Keeping a Mandevilla, or any other plant, wrapped up like an Egyptian Mummy all winter is not recommended. When they're unwrapped in the spring, you'll find an ugly mess from the decaying tissue and mold from the moisture that couldn't escape.
Instead, I'd apply Bonide Wilt Stop. Wilt Stop is a liquid that forms a protective barrier when dried between the leaves and the cold temperatures and still allows the leaves to breathe. I like to call it 'Chap Stick' for plants.
You should also protect Citrus, Bougainvilleas, Hibiscus, Jade, and other cold-sensitive plants. Cold is a desiccant, which means it pulls moisture out of the leaves, causing the plant cells to collapse, and turns the foliage and stems a brown or black color.
You could also move these containers as close to a structure as possible and cover them with a protective plant blanket available at your favorite garden center. This is the most effective way to capture the escaping heat.
A string a holiday lights on the plants and under the plant blanket is another method of warming the cold air. Clear plastic is not recommended unless it's kept off the leaves. The cold will travel through plastic sheeting.
Once the freeze or frost warnings have come down, you remove the covering.
Typically, we have three to four frost warnings per winter. Our coldest nighttime temperatures are just before sunrise. How long the temperatures stay at or below freezing after the sun rises determines the extent of the damage.
Also,water those rain protected plants every three to four weeks.
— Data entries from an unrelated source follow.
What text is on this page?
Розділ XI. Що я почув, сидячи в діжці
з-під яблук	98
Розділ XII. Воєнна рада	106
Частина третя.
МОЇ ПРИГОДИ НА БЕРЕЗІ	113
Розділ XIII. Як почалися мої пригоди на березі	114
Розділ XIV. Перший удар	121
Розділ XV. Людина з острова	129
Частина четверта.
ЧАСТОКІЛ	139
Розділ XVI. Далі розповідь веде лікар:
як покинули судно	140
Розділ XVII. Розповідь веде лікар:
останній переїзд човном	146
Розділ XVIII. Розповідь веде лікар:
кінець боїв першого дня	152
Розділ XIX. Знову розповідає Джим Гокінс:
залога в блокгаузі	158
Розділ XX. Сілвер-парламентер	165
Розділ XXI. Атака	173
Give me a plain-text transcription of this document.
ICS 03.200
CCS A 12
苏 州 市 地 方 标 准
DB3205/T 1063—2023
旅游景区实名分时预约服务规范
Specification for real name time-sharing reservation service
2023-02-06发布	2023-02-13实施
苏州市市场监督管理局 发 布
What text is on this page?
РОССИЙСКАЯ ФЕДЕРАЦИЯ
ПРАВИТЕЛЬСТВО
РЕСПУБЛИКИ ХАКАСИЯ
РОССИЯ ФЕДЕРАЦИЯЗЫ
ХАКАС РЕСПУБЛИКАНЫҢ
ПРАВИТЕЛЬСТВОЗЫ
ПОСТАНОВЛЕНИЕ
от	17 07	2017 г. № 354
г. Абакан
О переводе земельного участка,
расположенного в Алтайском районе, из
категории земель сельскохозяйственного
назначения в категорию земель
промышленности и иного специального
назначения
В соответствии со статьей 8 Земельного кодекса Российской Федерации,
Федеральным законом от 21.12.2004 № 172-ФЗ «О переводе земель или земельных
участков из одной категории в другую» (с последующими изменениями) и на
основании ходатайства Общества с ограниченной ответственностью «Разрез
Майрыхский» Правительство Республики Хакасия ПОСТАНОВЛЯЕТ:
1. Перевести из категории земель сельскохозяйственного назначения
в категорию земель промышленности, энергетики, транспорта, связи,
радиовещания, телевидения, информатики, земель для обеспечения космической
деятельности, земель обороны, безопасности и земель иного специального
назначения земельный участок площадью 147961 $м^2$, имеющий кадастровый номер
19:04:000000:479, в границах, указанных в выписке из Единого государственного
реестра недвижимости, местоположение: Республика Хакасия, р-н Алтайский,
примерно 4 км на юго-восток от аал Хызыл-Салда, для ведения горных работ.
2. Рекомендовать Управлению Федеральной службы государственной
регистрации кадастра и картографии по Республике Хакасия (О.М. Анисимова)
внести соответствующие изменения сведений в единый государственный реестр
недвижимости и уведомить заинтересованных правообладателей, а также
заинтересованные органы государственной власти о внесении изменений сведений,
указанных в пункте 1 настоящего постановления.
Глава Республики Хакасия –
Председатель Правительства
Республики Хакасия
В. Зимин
Water stress is the primary reason why container plants suffer more damage than a similar plant in the ground.
It is inevitable that once every fifteen to twenty-five years will get a killing frost. Hence, the above precautions will not be sufficient. And finally, you don't prune off the frost damage until mid-March as it acts as an additional covering from late-season cold weather.
My grass has mounds of dirt in it. Someone says its grubs. I'm not too sure what to do?
Grubs do not cause this type of damage.
They are not anatomically structured to make mounds or churn soil. Grubs feed only on the grassroots under the soil surface. They should be easily seen with the naked eye.
I'd suspect that you have a gopher(s). Flooding, trapping, poison baits, and gas are a few of the many solutions that unfortunately are not full proof. The one that works for you is a trial and error process. You’ll find more information on the differences between moles and gophers in my September 20 column in the Thanks For Asking tab.